The U.S. Senate’s Health, Education, Labor and Pensions (HELP) Committee recently held a hearing regarding the legality of the oversight that the Department of Education’s Office of Civil Rights (OCR) has levied over educational institutions through the use of Title IX.

The committee questioned the authority of the Education Department official who enforces civil rights on the basis of illegal overreach. The College Fix first broke the story, stating that the Education Department was “shredded” during the proceedings.

“The OCR [has] proceeded to threaten the higher education community with the loss of federal funding if institutions didn’t adopt slanted procedures against students accused of sexual misconduct, notably the low ‘preponderance of evidence’ standard,” states the The College Fix article.

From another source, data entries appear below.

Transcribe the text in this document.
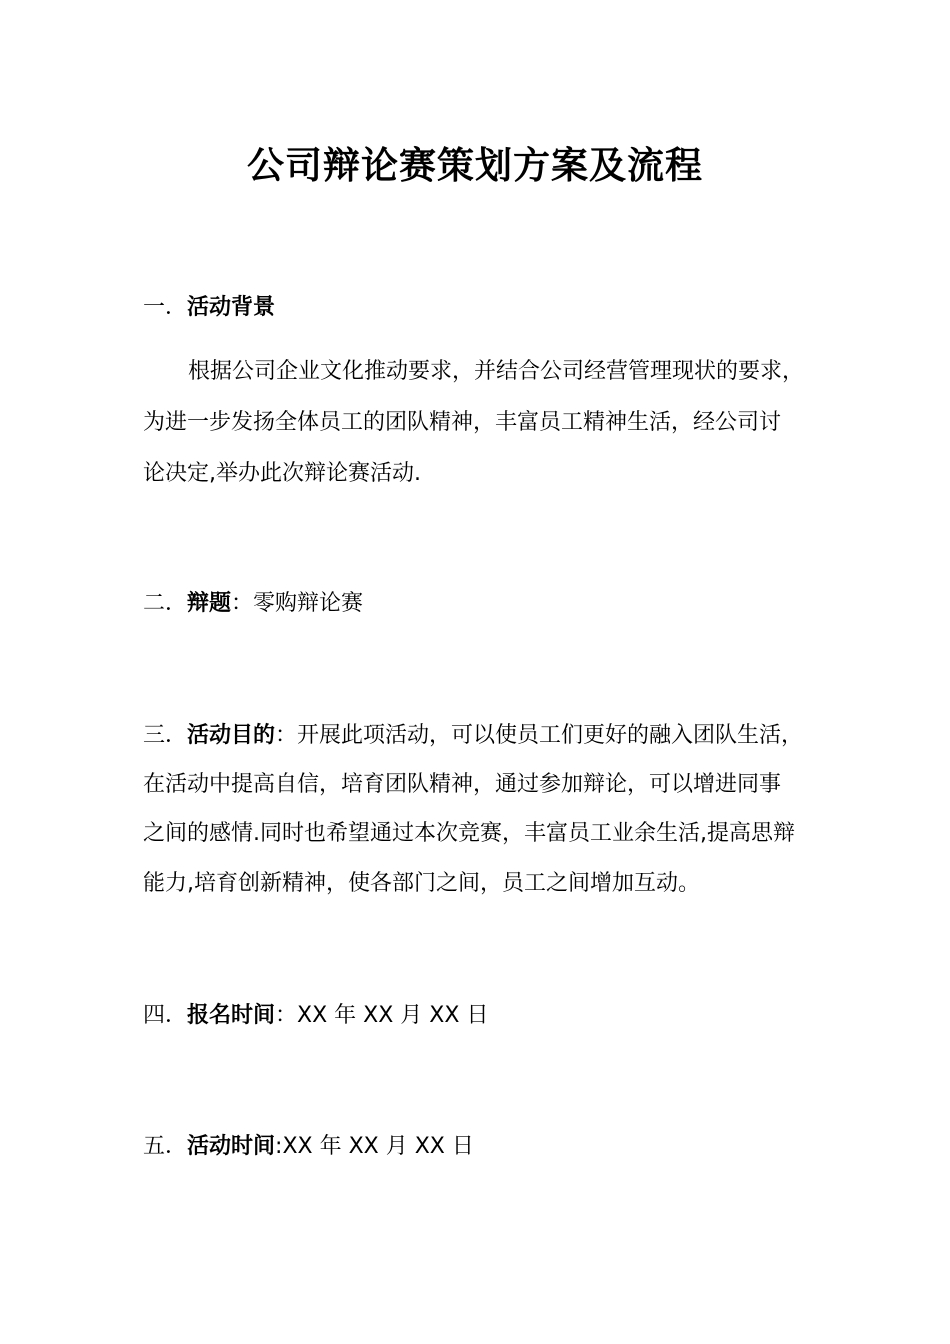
公司辩论赛策划方案及流程
一．活动背景
根据公司企业文化推动要求，并结合公司经营管理现状的要求，
为进一步发扬全体员工的团队精神，丰富员工精神生活，经公司讨
论决定,举办此次辩论赛活动.
二．辩题：零购辩论赛
三．活动目的：开展此项活动，可以使员工们更好的融入团队生活，
在活动中提高自信，培育团队精神，通过参加辩论，可以增进同事
之间的感情.同时也希望通过本次竞赛，丰富员工业余生活,提高思辩
能力,培育创新精神，使各部门之间，员工之间增加互动。
四．报名时间：XX 年 XX 月 XX 日
五．活动时间:XX 年 XX 月 XX 日
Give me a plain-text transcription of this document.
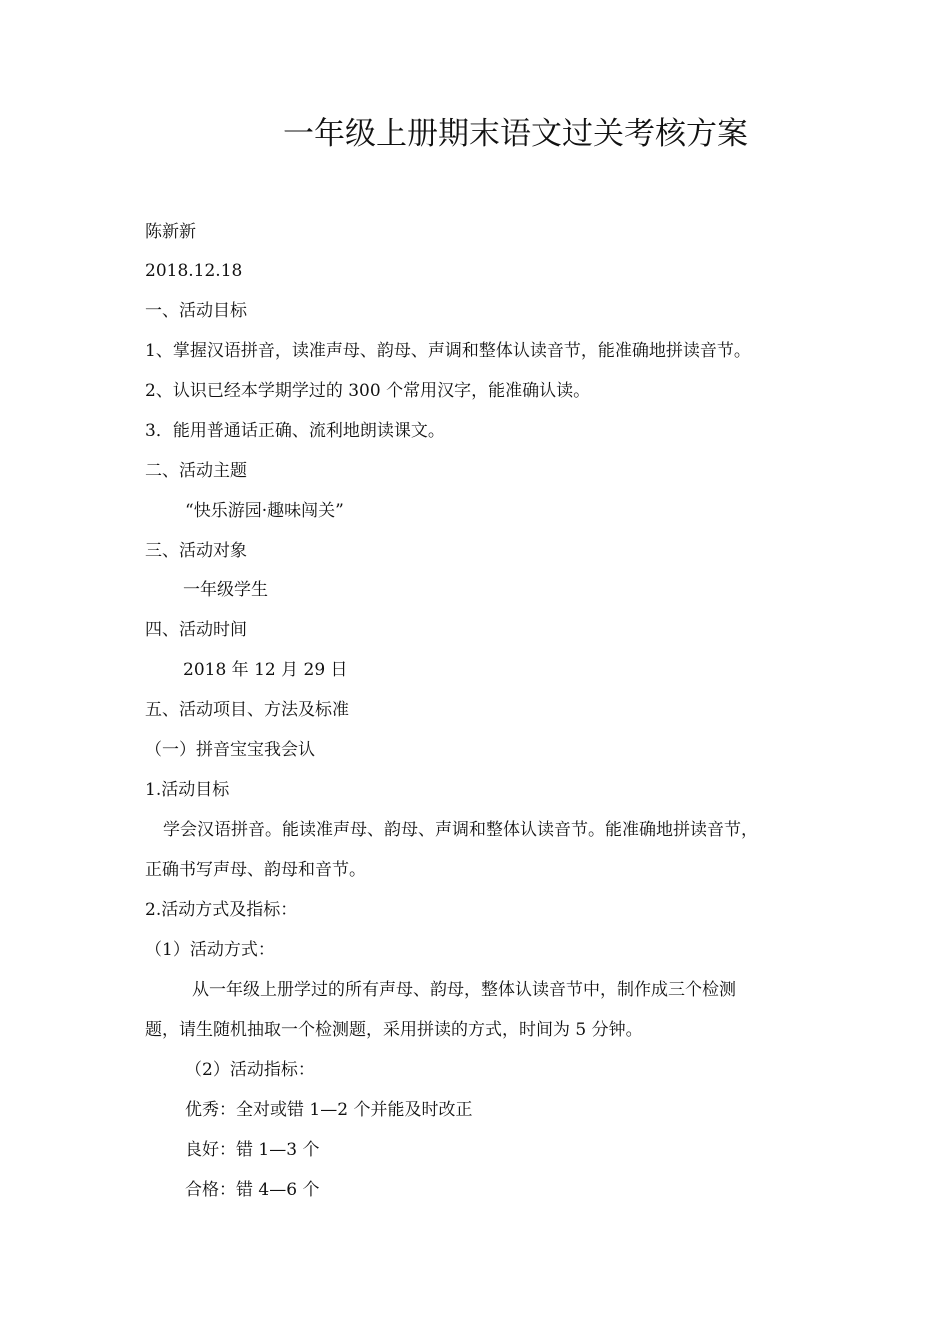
一年级上册期末语文过关考核方案

陈新新

2018.12.18

一、活动目标

1、掌握汉语拼音，读准声母、韵母、声调和整体认读音节，能准确地拼读音节。

2、认识已经本学期学过的 300 个常用汉字，能准确认读。

3．能用普通话正确、流利地朗读课文。

二、活动主题

“快乐游园·趣味闯关”

三、活动对象

一年级学生

四、活动时间

2018 年 12 月 29 日

五、活动项目、方法及标准

（一）拼音宝宝我会认

1.活动目标

学会汉语拼音。能读准声母、韵母、声调和整体认读音节。能准确地拼读音节，

正确书写声母、韵母和音节。

2.活动方式及指标：

（1）活动方式：

从一年级上册学过的所有声母、韵母，整体认读音节中，制作成三个检测

题，请生随机抽取一个检测题，采用拼读的方式，时间为 5 分钟。

（2）活动指标：

优秀：全对或错 1—2 个并能及时改正

良好：错 1—3 个

合格：错 4—6 个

Recently, Title IX has been used more than ever to influence university policies nationwide, and sexual assault adjudication processes have become skewed due to this OCR overreach. Recent examples include the suspension of a University of Cincinnati student who was found innocent of sexual assault. Title IX officials prompted an investigation, which resulted in an administrative action by the University to remove the student. Also, at the University of Virginia, the campus administration made an agreement with the Education Department to “comply” with Title IX regulations.

Both HELP committee members and members of the Subcommittee on Regulatory Affairs and Federal Management grilled Amy McIntosh, the Education Department official representing the agency, with questions regarding how the Department of Education has the right to enforce certain edicts from OCR.

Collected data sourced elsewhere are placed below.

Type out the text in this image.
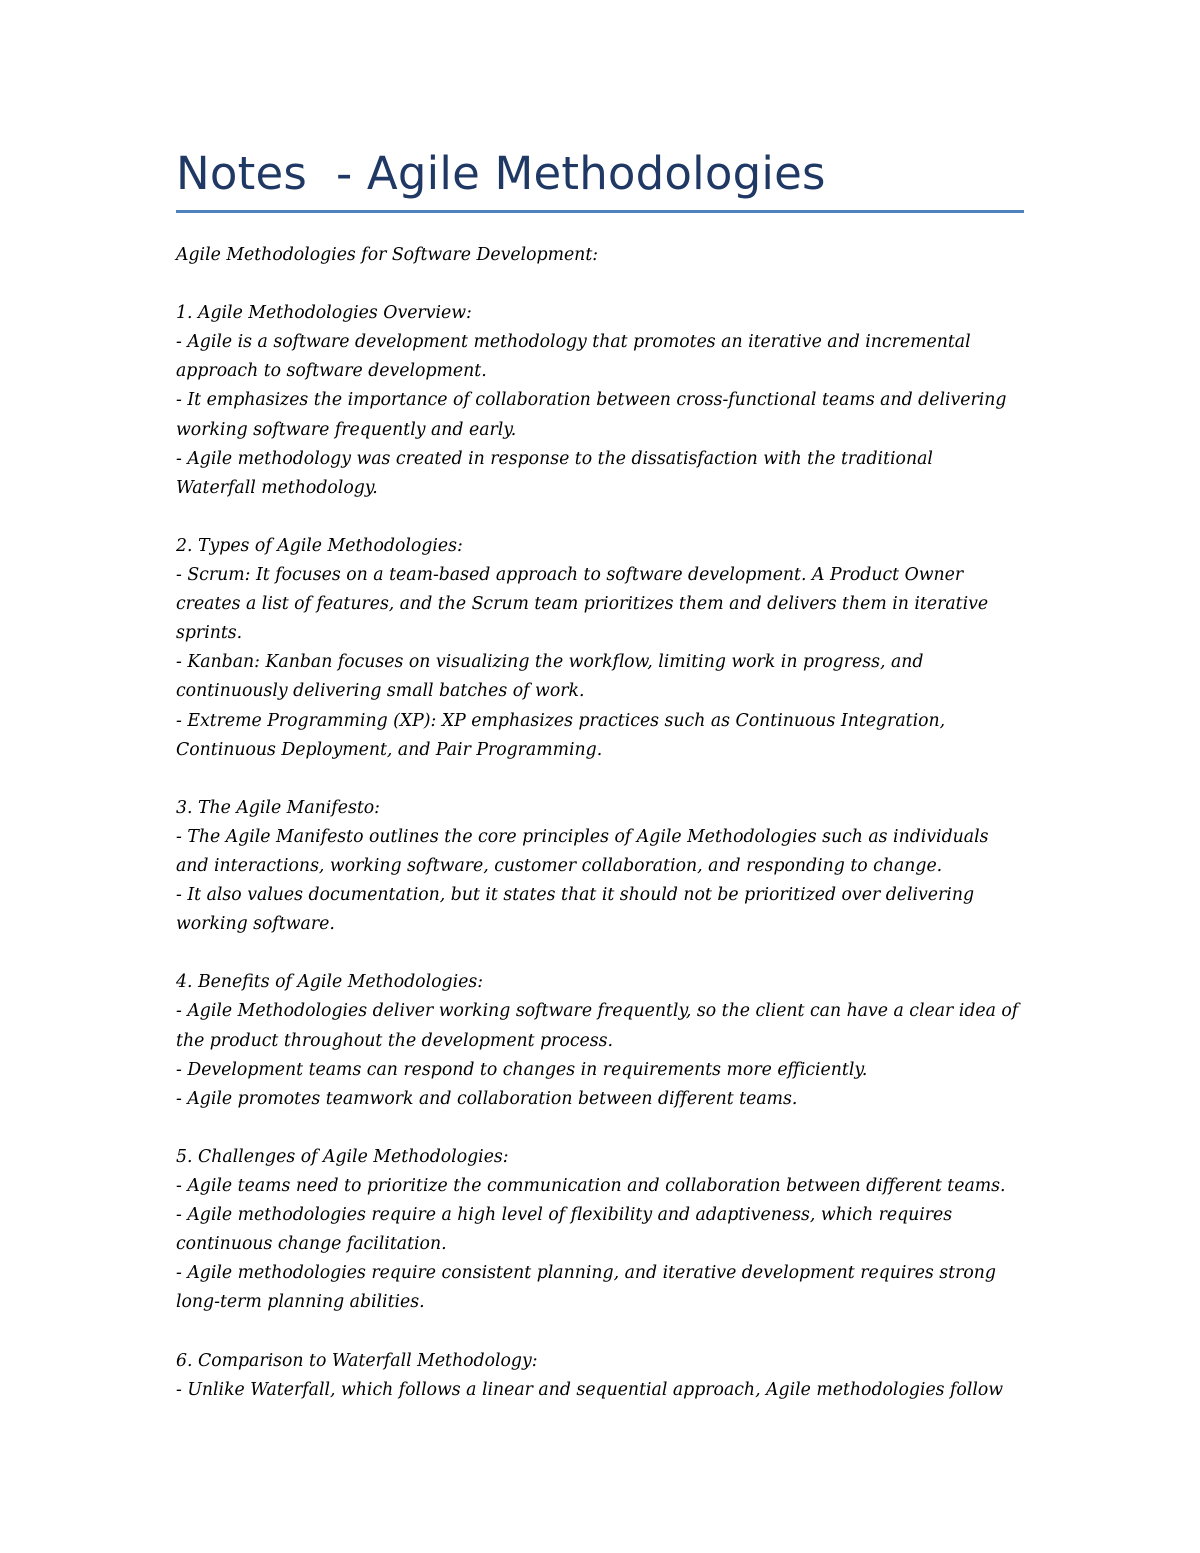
Notes  - Agile Methodologies
Agile Methodologies for Software Development:
1. Agile Methodologies Overview:
- Agile is a software development methodology that promotes an iterative and incremental
approach to software development.
- It emphasizes the importance of collaboration between cross-functional teams and delivering
working software frequently and early.
- Agile methodology was created in response to the dissatisfaction with the traditional
Waterfall methodology.
2. Types of Agile Methodologies:
- Scrum: It focuses on a team-based approach to software development. A Product Owner
creates a list of features, and the Scrum team prioritizes them and delivers them in iterative
sprints.
- Kanban: Kanban focuses on visualizing the workflow, limiting work in progress, and
continuously delivering small batches of work.
- Extreme Programming (XP): XP emphasizes practices such as Continuous Integration,
Continuous Deployment, and Pair Programming.
3. The Agile Manifesto:
- The Agile Manifesto outlines the core principles of Agile Methodologies such as individuals
and interactions, working software, customer collaboration, and responding to change.
- It also values documentation, but it states that it should not be prioritized over delivering
working software.
4. Benefits of Agile Methodologies:
- Agile Methodologies deliver working software frequently, so the client can have a clear idea of
the product throughout the development process.
- Development teams can respond to changes in requirements more efficiently.
- Agile promotes teamwork and collaboration between different teams.
5. Challenges of Agile Methodologies:
- Agile teams need to prioritize the communication and collaboration between different teams.
- Agile methodologies require a high level of flexibility and adaptiveness, which requires
continuous change facilitation.
- Agile methodologies require consistent planning, and iterative development requires strong
long-term planning abilities.
6. Comparison to Waterfall Methodology:
- Unlike Waterfall, which follows a linear and sequential approach, Agile methodologies follow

“How does the Department of Education get the right to make a guidance which will be under Title IX, when the head of Title IX thinks everybody she issues a guidance to has to do what she says?” Senator Lamar Alexander (R. – Tennessee) stated. Senator Alexander is the chairman of the HELP committee.

In response, McIntosh stated that the OCR does no such things. “Guidance that the department issues does not have the force of law,” McIntosh states in the hearing video, “guidance under Title IX is not binding.”

In a release given to TheCollegeConservative via an email from Senator Alexander’s press staff, the debate on this was sparked by a hearing that involved Catherine Lhamon, the Assistant Secretary for Civil Rights at the U.S. Department of Education.

Senator Alexander questioned Lhamon’s actions by asking if the OCR’s overarching guidance was to be followed by 6,000 higher education institutions. McIntosh defended Secretary Lhamon by stating that the agency does expect any institution that receives funding from the Education Department must follow regulations, set forth by OCR.

Senator Alexander also focused on OCR creating regulations having to deal with bullying in schools. Alexander asserted that regulating bullying should be done at a local level, not by Washington. He also stated that no one in Congress wanted a “national school board” to dictate bullying policy for local school districts.

“The United States Senate doesn’t agree that the federal government ought to be telling the local school what its bullying policy ought to be,” Senator Alexander stated.

McIntosh further defends the Department of Education by stating that OCR did not create any form of law.

The Department of Education Office of Civil Rights was reached for comment, but did return any requests.